# Made my own cleaning products!!



## Tmama (Oct 22, 2013)

So, I've wanted to do some DIY cleaning products and toiletries for a long time... And today was the day. Made a trip to Walmart and my local co-op for the things I needed. I made laundry detergent, dishwasher detergent, a "scrubbing powder" and also some shampoo and body wash. It was fun to make and even more fun to try!! I've got a load of laundry in and a load of dishes going. I'll use the body wash and shampoo tonight. Before Christmas I made some sugar and salt exfoliating scrubs that are awesome!!! 

Anyways, I used the scrubbing powder I made to clean my kitchen sink and bath tub. I didn't get before pictures of the sink, but it was bad, and now it's nice and white again!! We have hard water so we get a lot of rusty build up in our sinks and tubs. Here is a before and after of our tub:








And I didn't even scrub that hard, haha. I'll be doing a second round to get some of the tougher stuff off but I am impressed and excited to have made something that works!!! If any of you have any recipes or tips you are willing to share, I would love that!!


----------



## Tmama (Oct 22, 2013)

This is actually a better picture of the progress


----------



## tab (Aug 20, 2002)

Looks much better. What did you use for ingredients?

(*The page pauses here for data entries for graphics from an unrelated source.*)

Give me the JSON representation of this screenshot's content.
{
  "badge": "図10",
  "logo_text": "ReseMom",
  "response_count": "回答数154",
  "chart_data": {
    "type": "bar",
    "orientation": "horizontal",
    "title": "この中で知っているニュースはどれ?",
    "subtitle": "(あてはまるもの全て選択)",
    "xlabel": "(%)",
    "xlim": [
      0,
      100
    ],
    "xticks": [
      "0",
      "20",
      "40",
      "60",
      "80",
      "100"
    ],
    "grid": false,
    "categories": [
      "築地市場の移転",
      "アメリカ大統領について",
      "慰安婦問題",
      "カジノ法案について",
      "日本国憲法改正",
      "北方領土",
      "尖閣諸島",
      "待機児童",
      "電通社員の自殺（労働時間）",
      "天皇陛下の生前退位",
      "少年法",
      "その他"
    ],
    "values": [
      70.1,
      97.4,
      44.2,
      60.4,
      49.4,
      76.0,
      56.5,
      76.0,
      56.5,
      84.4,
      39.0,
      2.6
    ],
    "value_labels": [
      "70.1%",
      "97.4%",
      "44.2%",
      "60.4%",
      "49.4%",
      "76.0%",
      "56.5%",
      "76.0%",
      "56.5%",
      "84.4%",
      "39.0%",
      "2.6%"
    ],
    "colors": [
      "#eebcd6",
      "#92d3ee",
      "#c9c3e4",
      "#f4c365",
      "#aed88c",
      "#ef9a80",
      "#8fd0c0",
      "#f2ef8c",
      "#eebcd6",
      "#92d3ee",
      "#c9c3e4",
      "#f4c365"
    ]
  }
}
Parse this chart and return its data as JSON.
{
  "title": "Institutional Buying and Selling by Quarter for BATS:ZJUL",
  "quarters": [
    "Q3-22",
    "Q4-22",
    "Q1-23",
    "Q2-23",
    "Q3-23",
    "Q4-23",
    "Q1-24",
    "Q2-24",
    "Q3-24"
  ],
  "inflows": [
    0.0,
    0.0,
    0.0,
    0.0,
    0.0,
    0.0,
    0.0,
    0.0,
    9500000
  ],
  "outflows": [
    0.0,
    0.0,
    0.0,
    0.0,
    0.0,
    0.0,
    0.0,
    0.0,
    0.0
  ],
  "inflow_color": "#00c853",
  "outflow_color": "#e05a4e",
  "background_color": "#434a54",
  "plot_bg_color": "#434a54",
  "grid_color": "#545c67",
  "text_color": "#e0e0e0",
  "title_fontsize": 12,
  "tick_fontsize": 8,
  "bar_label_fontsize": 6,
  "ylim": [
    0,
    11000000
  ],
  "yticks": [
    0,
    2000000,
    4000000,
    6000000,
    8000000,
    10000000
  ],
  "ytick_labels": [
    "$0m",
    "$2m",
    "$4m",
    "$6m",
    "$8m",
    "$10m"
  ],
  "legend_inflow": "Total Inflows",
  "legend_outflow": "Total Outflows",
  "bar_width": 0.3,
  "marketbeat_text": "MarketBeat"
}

A simple recipe to take soap scum is a dab of liqiud castile soap and lots of baking soda.


----------



## Mid Tn Mama (May 11, 2002)

Oooh! Aaaah! Do tell how you did them!

I hope that you got the incredibly cheap version of baking soda at the farm coop and used that to make your scouring product. They don't call it baking soda, though. Ask for bicarbinate in the 20 lb bags--very inexpensive. I use it for all my scouring needs/cleaning the stovetop, etc...

Thank you!


----------



## Tmama (Oct 22, 2013)

Equal parts baking soda and washing soda plus some essential oil for smell. 1 cup of warm water for every 2 take spoons of it


----------



## saritamae (Jun 2, 2012)

Would you mind sharing your recipe for dishwasher soap and let me know how you liked it? We also have really hard water and I've been too afraid to try dishwasher soap.


----------



## Tmama (Oct 22, 2013)

I used equal parts baking soda and borax. I still use a store bought rinse because vinegar just hadn't worked well for us.


----------